Middle Pleistocene Homo in the Levant

Our understanding of the origin, distribution, and evolution of early humans and their close relatives has been greatly refined by recent new information. Adding to this trend, Hershkovitz et al. have uncovered evidence of a previously unknown archaic Homo population, the “Nesher Ramla Homo” (see the Perspective by Mirazon Lahr). The authors present comprehensive qualitative and quantitative analyses of fossilized remains from a site in Israel dated to 140,000 to 120,000 years ago indicating the presence of a previously unrecognized group of hominins representing the last surviving populations of Middle Pleistocene Homo in Europe, southwest Asia, and Africa.

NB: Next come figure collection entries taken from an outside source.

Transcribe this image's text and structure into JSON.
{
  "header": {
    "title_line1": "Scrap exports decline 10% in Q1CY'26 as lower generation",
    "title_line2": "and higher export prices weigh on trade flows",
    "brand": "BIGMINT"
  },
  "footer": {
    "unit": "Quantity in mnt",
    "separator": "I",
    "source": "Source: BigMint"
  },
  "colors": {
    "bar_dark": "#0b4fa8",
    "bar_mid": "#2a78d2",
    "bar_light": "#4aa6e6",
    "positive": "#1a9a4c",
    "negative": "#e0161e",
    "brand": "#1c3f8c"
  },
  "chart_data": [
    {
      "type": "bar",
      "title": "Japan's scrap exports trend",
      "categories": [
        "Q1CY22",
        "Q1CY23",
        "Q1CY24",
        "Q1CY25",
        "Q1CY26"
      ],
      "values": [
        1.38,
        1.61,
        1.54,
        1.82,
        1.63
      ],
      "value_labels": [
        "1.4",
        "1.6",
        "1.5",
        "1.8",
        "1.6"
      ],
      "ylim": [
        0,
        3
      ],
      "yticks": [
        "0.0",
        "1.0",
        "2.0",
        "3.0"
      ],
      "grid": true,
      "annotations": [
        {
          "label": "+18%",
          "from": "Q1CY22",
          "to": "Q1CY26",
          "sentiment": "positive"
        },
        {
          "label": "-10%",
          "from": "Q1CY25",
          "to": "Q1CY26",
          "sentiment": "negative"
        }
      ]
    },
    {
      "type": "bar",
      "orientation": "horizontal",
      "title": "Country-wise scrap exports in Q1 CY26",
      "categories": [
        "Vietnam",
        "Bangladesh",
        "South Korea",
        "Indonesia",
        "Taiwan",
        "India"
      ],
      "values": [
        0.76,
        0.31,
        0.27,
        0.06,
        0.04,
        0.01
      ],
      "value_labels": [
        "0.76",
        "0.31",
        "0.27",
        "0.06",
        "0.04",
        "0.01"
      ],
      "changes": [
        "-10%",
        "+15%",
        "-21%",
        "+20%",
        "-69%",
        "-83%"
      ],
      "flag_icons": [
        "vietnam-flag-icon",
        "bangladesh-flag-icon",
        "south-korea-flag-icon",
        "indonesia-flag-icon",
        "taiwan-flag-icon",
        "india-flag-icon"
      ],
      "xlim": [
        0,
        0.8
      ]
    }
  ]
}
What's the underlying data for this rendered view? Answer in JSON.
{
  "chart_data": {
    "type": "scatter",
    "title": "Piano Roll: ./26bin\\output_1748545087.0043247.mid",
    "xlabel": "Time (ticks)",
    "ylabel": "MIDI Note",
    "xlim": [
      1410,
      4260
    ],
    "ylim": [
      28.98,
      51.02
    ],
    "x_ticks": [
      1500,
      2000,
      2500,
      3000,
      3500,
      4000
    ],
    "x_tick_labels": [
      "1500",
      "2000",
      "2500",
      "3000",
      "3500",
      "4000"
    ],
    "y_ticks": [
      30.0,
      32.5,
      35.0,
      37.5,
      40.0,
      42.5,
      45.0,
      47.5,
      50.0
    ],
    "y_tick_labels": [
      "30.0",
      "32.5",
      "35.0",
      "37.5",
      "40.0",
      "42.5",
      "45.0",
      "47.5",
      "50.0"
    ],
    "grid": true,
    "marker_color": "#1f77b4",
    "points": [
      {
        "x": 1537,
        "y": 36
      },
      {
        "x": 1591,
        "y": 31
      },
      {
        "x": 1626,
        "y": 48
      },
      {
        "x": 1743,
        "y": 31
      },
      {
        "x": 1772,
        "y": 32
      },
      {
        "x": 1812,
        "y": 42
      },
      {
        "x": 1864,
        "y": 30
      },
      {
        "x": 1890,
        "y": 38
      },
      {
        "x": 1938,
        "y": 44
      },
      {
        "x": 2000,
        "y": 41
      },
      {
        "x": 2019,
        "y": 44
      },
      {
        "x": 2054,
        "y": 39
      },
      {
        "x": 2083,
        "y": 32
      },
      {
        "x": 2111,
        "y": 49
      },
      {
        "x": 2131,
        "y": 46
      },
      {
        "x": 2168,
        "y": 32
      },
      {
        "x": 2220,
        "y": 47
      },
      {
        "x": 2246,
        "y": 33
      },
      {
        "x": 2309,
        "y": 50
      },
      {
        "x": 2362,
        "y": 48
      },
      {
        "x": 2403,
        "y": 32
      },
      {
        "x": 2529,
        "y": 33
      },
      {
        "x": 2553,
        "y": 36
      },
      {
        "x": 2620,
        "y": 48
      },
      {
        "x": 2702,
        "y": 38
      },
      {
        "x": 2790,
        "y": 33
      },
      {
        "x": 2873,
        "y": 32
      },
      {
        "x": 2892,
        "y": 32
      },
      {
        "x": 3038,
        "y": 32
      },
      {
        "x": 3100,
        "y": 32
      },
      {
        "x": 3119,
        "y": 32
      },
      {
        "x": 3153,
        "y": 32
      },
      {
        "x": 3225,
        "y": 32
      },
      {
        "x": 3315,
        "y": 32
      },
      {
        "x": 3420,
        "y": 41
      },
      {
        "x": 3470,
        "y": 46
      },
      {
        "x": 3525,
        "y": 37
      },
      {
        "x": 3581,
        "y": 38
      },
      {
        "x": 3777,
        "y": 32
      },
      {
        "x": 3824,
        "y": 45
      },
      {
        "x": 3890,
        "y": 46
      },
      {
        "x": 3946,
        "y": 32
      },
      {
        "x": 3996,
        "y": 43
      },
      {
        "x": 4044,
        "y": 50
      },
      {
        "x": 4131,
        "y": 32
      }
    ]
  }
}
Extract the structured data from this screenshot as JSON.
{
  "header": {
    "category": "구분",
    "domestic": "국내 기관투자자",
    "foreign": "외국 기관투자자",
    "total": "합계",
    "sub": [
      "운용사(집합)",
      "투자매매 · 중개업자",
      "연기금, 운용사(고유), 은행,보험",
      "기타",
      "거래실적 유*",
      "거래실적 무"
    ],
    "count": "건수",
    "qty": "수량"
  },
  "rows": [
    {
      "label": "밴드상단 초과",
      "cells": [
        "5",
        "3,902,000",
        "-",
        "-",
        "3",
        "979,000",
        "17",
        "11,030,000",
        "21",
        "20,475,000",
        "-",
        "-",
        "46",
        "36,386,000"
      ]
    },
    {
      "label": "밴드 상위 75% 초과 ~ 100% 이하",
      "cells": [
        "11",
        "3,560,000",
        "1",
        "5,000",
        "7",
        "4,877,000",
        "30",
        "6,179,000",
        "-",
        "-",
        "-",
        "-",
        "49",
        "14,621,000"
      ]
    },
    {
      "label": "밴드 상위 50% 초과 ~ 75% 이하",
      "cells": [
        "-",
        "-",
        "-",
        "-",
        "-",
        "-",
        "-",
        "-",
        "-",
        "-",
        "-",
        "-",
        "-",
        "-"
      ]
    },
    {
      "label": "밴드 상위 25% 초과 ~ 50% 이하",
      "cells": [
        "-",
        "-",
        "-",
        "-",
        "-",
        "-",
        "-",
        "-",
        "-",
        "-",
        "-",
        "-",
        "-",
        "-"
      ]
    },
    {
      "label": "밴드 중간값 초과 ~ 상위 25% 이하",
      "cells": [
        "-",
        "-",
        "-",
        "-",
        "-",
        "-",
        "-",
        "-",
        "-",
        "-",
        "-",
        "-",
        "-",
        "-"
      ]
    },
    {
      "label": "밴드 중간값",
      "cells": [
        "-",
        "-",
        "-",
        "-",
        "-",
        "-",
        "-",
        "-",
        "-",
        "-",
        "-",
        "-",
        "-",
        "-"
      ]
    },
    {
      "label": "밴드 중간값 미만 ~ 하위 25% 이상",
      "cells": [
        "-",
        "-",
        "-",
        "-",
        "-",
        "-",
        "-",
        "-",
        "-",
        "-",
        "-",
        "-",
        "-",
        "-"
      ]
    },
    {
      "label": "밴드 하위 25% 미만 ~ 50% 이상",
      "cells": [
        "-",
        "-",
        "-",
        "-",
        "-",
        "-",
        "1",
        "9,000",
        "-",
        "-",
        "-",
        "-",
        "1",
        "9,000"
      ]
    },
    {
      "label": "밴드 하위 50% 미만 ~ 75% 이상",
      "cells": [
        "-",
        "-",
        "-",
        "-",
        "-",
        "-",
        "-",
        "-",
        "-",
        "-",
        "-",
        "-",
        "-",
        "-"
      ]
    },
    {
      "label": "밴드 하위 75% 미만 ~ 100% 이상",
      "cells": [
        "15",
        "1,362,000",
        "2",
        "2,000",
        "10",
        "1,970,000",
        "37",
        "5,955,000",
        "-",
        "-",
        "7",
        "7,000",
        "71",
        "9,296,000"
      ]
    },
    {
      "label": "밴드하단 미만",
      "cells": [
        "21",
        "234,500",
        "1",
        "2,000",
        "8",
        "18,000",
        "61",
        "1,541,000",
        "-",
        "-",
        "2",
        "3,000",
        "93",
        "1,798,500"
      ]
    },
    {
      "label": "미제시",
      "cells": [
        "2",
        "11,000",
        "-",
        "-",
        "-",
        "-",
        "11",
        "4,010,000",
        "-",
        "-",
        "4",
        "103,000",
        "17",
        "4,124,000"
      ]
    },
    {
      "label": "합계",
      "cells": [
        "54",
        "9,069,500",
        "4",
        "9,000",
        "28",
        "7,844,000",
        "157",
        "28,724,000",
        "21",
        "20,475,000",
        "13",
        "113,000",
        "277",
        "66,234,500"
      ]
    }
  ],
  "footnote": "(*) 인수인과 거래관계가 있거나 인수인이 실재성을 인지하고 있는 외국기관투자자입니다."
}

In a companion paper, Zaidner et al. present the radiometric ages, stone tool assemblages, faunal assemblages, and other behavioral and environmental data associated with these fossils. This evidence shows that these hominins had fully mastered technology that until only recently was linked to either Homo sapiens or Neanderthals. Nesher Ramla Homo was an efficient hunter of large and small game, used wood for fuel, cooked or roasted meat, and maintained fires. These findings provide archaeological support for cultural interactions between different human lineages during the Middle Paleolithic, suggesting that admixture between Middle Pleistocene Homo and H. sapiens had already occurred by this time.